You can’t follow me
Random notes from my unsuccessful attempt to get this weblog onto Mastodon.
A few days ago, I stumbled over a couple of weblog posts that talked about adding Mastodon to (mostly) static sites. I thought that sounded kind of“Kind of cool.” Always a bad sign! cool.
So, I poked at things a bit. If I was serious about implementing a full-fleged ActivityPub client or server, I’d dig in and work out what other implementors use for testing environments, I’d read the specifications, etc.
But this looked like low(er) hanging fruit, and I thought I might get it working with just a bit of fun hacking. I think the problem can be broken down into just a few steps:
- Publish a “WebFinger” endpoint (easy).
- Support a user, with an inbox and an outbox.
- Handle “follow” and “unfollow” messages on the inbox.
- Publish posts to followers in the outbox.
- I assume that replies get sent back to the inbox as posts, though I can’t actually prove that to myself with a few minutes of casual web searching.
The first hurdle is that all of the communcations have to be HTTPS, which is inconvenient for testing purposes. Then there was a fair bit of effort necessary to get better isolation for the test rig.
Once I had that up and running, I could fire up a Mastodon server on my laptop. But could it follow my test weblog?
Pointing my Mastodon instance at @so@sotest.nwalsh.com
was fine. It
hit the webfinger endpoint, hit the user endpoint, and posted
something to the inbox. Fantastic! Next, I edited a few things to get
some more debugging details about the messages being sent to my
endpoints, deployed those changes, went back to the Mastodon instance
and tried again.
Nothing happened. I mean, the Mastodon instance was happy to show me the user to follow, but it didn’t actually hit the endpoints again.
I spent a long time poking about at the various places in the
Mastodon server were caching could be performed. I ran the “cache
clear” tasks, I fussed with the nginx
configuration to turn off proxy
caching, I did everything I could think of. To no avail.

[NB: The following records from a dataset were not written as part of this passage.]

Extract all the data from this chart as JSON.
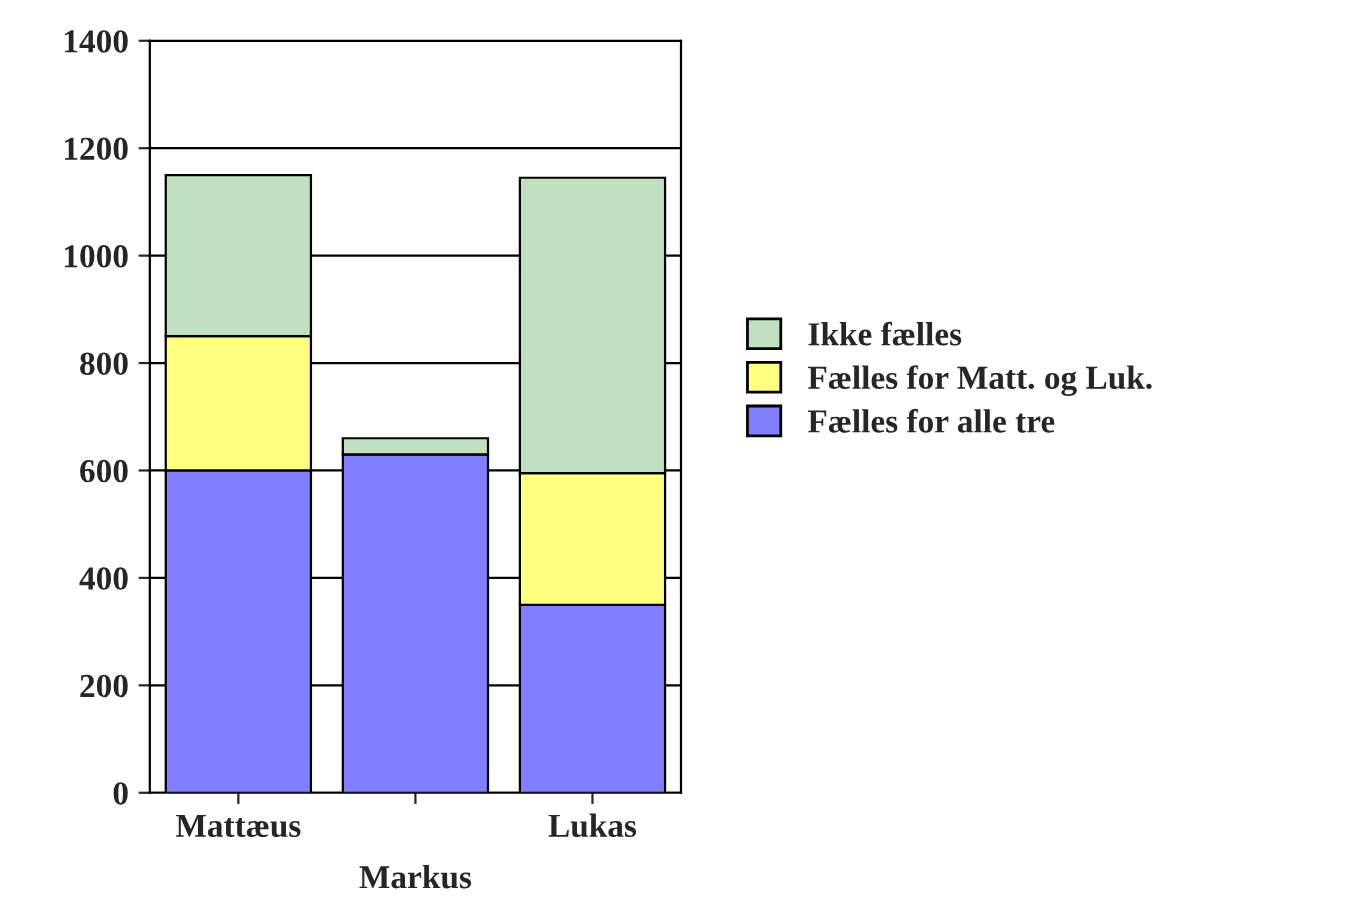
{
  "chart_data": {
    "type": "bar",
    "stacked": true,
    "categories": [
      "Mattæus",
      "Markus",
      "Lukas"
    ],
    "series": [
      {
        "name": "Fælles for alle tre",
        "color": "#8080ff",
        "values": [
          600,
          630,
          350
        ]
      },
      {
        "name": "Fælles for Matt. og Luk.",
        "color": "#ffff80",
        "values": [
          250,
          0,
          245
        ]
      },
      {
        "name": "Ikke fælles",
        "color": "#c0e0c0",
        "values": [
          300,
          30,
          550
        ]
      }
    ],
    "ylim": [
      0,
      1400
    ],
    "yticks": [
      0,
      200,
      400,
      600,
      800,
      1000,
      1200,
      1400
    ],
    "grid": "y",
    "legend": "right"
  }
}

I was frustrated, but I discovered that I could make something happen by clicking “Follow” so I dug in there a bit.
Next up: we’ve got all these digital signatures to deal with. There are examples on the web of the sorts of things that need to be done, but all the ones I could find were in TypeScript. That’s a hurdle I didn’t feel like trying to overcome today.
And then I realized that to validate the signature, I’d have to hit
the endpoint of the user attempting to follow me, e.g.,
https://localhost/user/admin
, to get the user’s public key.
Well 🤬! 🤬! 🤬! 🤬!
There’s no way that’s going to work from my sotest
server on a
different host. So to test this, I’d need both ends of the
communcation to be on the public internet with proper certificates.
And I’d have to work out how to disable caching. And I’d have to
reverse-engineer some TypeScript (or work out how to use TypeScript).
I gave myself a day to see if I could make progress. I did not. (At least, not the kind of progress I was hoping to make.)